Welnu, een radiogolf doet precies hetzelfde maar hij komt weer heel snel "op de grond" terecht. Een radiogolf heeft bijvoorbeeld een frequentie van 145 MHz. Dat betekent dat hij per seconde 145 miljoen keer op en neer springt. Als je dan uitrekent hoe lang hij "springt", dan is dat slechts 6 miljardste seconde! Hij springt dus eigenlijk maar 1,80 meter ver (6ns x 300.000 km/s)…

Dat noemen ze nou de golflengte. Gemakkelijk om uit te rekenen: 300/frequentie in MHz. Zo is de amateurband van 145 MHz dus 1,80m. wij noemen dat de 2-meter band. Voor 430 MHz is dat 70cm.

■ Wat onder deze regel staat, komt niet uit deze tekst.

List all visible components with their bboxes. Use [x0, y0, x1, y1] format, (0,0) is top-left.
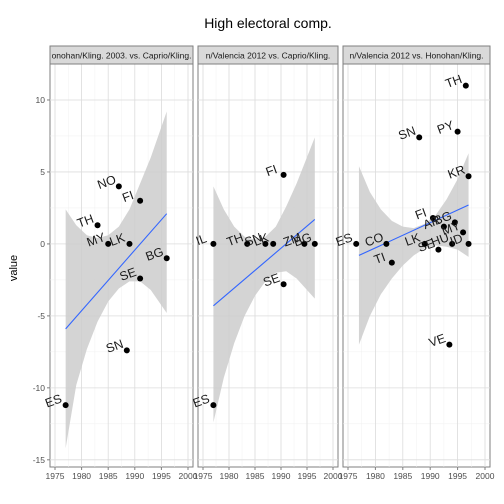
facet-strip-label: onohan/Kling. 2003. vs. Caprio/Kling. — [52, 51, 192, 61]
y-tick-label: -10 — [33, 383, 46, 393]
data-point — [466, 173, 472, 179]
data-point — [389, 260, 395, 266]
y-tick-label: 5 — [40, 167, 45, 177]
x-tick-label: 1975 — [46, 471, 65, 481]
data-point — [463, 83, 469, 89]
data-point — [95, 222, 101, 228]
x-tick-label: 1995 — [152, 471, 171, 481]
x-tick-label: 1975 — [194, 471, 213, 481]
data-point — [270, 241, 276, 247]
data-point — [416, 134, 422, 140]
data-point — [353, 241, 359, 247]
x-tick-label: 1975 — [339, 471, 358, 481]
data-point — [137, 275, 143, 281]
y-tick-label: -15 — [33, 455, 46, 465]
data-point — [124, 347, 130, 353]
x-tick-label: 1980 — [220, 471, 239, 481]
x-tick-label: 1980 — [72, 471, 91, 481]
data-point — [210, 402, 216, 408]
x-tick-label: 1990 — [125, 471, 144, 481]
x-tick-label: 1985 — [246, 471, 265, 481]
x-tick-label: 1990 — [272, 471, 291, 481]
x-tick-label: 1990 — [421, 471, 440, 481]
data-point — [281, 281, 287, 287]
x-tick-label: 1985 — [99, 471, 118, 481]
y-tick-label: -5 — [37, 311, 45, 321]
data-point — [63, 402, 69, 408]
facet-panel: ES COTISNLKFISEARVEHUBGPYMYTHKRIDn/Valenc… — [334, 46, 499, 496]
facet-panel: ILESTHSNLKFISEZMBGn/Valencia 2012 vs. Ca… — [190, 46, 346, 496]
data-point — [455, 129, 461, 135]
x-tick-label: 2000 — [476, 471, 495, 481]
data-point — [126, 241, 132, 247]
chart-title: High electoral comp. — [204, 15, 332, 31]
y-tick-label: 0 — [40, 239, 45, 249]
x-tick-label: 1995 — [448, 471, 467, 481]
y-tick-label: 10 — [36, 95, 46, 105]
y-axis-label: value — [8, 255, 20, 281]
data-point — [210, 241, 216, 247]
data-point — [137, 198, 143, 204]
x-tick-label: 1995 — [298, 471, 317, 481]
x-tick-label: 1980 — [366, 471, 385, 481]
data-point — [466, 241, 472, 247]
facet-panels: -15 -10 -5 0 5 10ESTHMYNOSNLKFISEBGonohan/Kli… — [33, 46, 499, 496]
facet-strip-label: n/Valencia 2012 vs. Honohan/Kling. — [349, 51, 483, 61]
facet-strip-label: n/Valencia 2012 vs. Caprio/Kling. — [206, 51, 331, 61]
x-tick-label: 1985 — [393, 471, 412, 481]
data-point — [446, 342, 452, 348]
data-point — [281, 172, 287, 178]
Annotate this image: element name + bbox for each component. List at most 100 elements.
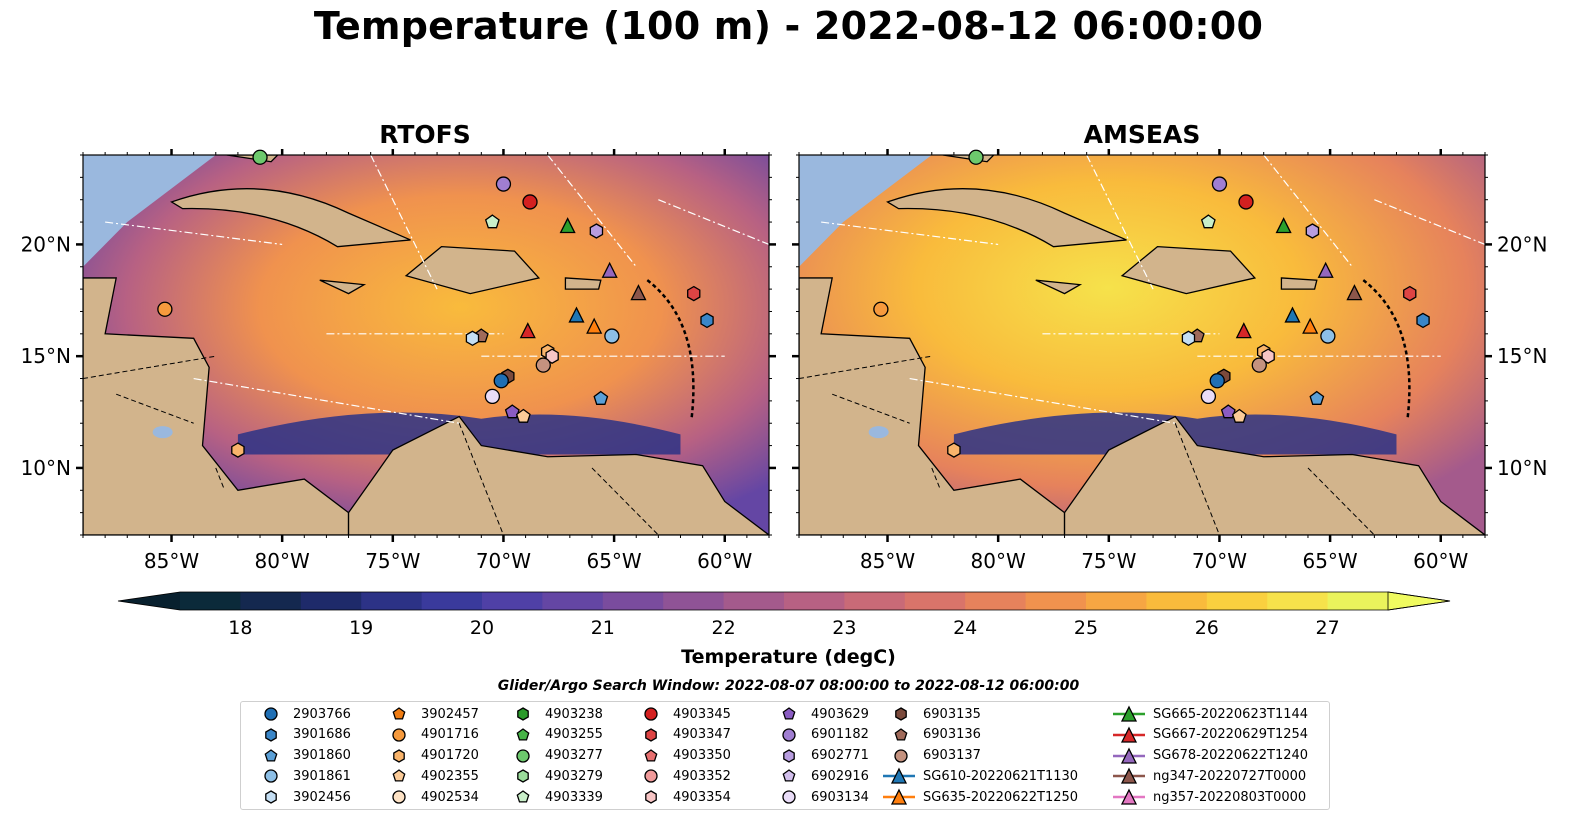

Een antenne is meerstal een kwart-golf. Dat wil zeggen: de lengte van de antenne is gelijk aan 1/4 van de golflengte. Niet helemaal waar: elk materiaal heeft een zogenaamde verkortingsfactor in zich. Dat komt doordat er diverse natuurkundige verschijnselen de golflengte beïnvloeden. De antenne wordt zo… korter!

Repeater

Een repeater wordt ook wel eens een papegaai genoemd. Hij zegt namelijk alles na wat hij hoort. Dat gaat als volgt: de repeater heeft een aparte zender en ontvanger. Hij ontvangt bijvoorbeeld op 145.125 MHz. Alles wat hij daar hoort, zendt hij uit op 145.725 MHz. Het voordeel is dat zo'n repeater hoog op een toren staat en dus heel veel ontvangt. Wat hij uitzendt, wordt ook heel ver gehoord. Als je dus uitzendt op zijn ingangsfrequentie (waar hij ontvangt), dan horen een heleboel mensen dat. Je hoeft niet eens veel vermogen te gebruiken.

Dit systeem zorgt er dus voor dat je met weinig vermogen heel ver uit kunt zenden. De repeater wordt dan ook vaak gebruikt als oproepfrequentie.

Overigens, de repeaters in Nederland beginnen met de letters PI, gevolgd door een 3 voor 2m repeaters en een 2 voor 70cm repeaters.